The City Council is being asked to approve an energy services agreement and authorize a lease purchase finance agreement to implement Phase 1 of the Chelsea Microgrid Project.
“The project seeks to provide emergency power to ensure continuity of public services, while promoting energy resilience and reducing greenhouse gas emissions through new energy (battery) storage facilities at City Hall and the police station, coupled with solar panels on the DPW City Yard,” stated Interim City Manager Ned Keefe.
Keefe is requesting that the council approve an energy services agreement (ESA) with Ameresco, Inc. in accordance with Massachusetts General Laws and authorize a lease purchase finance agreement for the borrowing of funds in the amount of $3,615,699 for the first phase of the microgrid project.

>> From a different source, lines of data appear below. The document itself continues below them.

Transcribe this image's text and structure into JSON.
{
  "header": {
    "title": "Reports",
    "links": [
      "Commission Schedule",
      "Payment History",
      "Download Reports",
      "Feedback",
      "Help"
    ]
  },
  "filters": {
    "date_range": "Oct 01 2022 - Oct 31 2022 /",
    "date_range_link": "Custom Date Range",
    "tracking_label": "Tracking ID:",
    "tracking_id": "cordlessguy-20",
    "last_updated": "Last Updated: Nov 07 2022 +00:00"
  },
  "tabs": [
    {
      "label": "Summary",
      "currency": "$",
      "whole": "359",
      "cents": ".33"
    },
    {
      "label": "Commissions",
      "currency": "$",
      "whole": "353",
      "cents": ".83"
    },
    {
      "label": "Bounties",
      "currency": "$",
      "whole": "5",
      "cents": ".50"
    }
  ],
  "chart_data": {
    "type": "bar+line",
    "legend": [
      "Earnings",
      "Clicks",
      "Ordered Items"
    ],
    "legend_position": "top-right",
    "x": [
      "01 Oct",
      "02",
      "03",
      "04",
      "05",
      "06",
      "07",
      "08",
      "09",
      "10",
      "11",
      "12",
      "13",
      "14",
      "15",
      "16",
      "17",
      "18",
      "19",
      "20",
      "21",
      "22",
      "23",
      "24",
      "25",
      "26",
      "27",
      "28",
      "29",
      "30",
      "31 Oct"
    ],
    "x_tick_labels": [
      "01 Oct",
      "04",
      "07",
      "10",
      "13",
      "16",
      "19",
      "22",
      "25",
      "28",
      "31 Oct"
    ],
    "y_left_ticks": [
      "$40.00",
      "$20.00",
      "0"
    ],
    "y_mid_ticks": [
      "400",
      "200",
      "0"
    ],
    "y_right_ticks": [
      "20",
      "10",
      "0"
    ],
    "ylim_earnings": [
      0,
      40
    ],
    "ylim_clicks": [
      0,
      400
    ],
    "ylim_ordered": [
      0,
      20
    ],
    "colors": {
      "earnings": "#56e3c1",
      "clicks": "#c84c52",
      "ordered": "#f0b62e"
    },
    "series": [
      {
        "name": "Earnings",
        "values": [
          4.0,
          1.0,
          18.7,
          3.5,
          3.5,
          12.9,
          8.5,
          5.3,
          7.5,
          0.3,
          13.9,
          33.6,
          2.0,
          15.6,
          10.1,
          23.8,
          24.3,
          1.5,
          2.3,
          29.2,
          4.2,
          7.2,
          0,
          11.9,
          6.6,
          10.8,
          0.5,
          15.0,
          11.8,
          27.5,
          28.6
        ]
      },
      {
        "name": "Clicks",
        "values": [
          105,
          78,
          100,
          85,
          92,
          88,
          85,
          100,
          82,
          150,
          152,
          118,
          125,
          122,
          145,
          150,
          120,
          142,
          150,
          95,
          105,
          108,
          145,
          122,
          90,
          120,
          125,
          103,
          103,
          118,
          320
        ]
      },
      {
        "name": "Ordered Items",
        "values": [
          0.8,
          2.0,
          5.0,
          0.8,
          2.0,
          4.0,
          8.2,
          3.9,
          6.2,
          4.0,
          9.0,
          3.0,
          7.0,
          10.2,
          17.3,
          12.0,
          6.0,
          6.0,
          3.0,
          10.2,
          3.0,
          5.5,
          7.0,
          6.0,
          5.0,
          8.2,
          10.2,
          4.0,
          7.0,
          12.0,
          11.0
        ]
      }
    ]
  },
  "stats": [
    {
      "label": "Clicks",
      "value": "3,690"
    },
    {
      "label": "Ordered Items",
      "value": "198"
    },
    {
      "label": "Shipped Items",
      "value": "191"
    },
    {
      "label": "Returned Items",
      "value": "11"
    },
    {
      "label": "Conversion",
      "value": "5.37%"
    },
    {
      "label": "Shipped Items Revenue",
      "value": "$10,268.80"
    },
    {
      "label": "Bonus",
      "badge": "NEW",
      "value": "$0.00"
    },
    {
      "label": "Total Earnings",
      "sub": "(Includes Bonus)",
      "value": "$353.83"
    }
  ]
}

The microgrid project has been in discussion for more than five years, particularly since the advent of Hurricane Maria in Puerto Rico in 2017, according to Keefe. The goals of the project are to increase energy resilience, provide clean back-up energy to power critical city operations during outages, reduce emissions, and empower residents to guide the adoption of clean energy technologies, according to Keefe.
“Alongside community partners, grant funding was secured to conduct a feasibility study to implement a cloud-based microgrid project in June 2020, where it was demonstrated that a project of this nature would be possible and beneficial,” stated Keefe. “The microgrid team moved forward and secured $965,500 in grant funding from the Municipal Vulnerability Preparedness program, Green Communities Program, and the Metropolitan Area Planning Council to design and install Phase 1 of the project.”
The city hired Ameresco to design, construct, and maintain the project. Phase 1 includes battery energy storage systems at City Hall/911 Emergency Communications Center and the Chelsea Police Department, which will collectively provide back-up power for essential government services, as well as the solar panels at the DPW yard.
As is customary for energy projects, Keefe said municipalities will frequently design projects that recoup the initial investment through cost savings achieved through the energy efficiency upgrades, Keefe stated.
The approximately $3.6 million not covered by the grants will be borrowed through a 15-year Tax-Exempt Lease/Purchase if approved by the city council.
“Notably, the project will generate sufficient revenue to cover the costs of repayment, culminating with a surplus of approximately $1 million from energy cost savings over the 20 year life of the project,” Keefe stated.
Construction for the project is expected to get underway in the fall of 2023, with an estimated commercial operation date in the spring of 2024.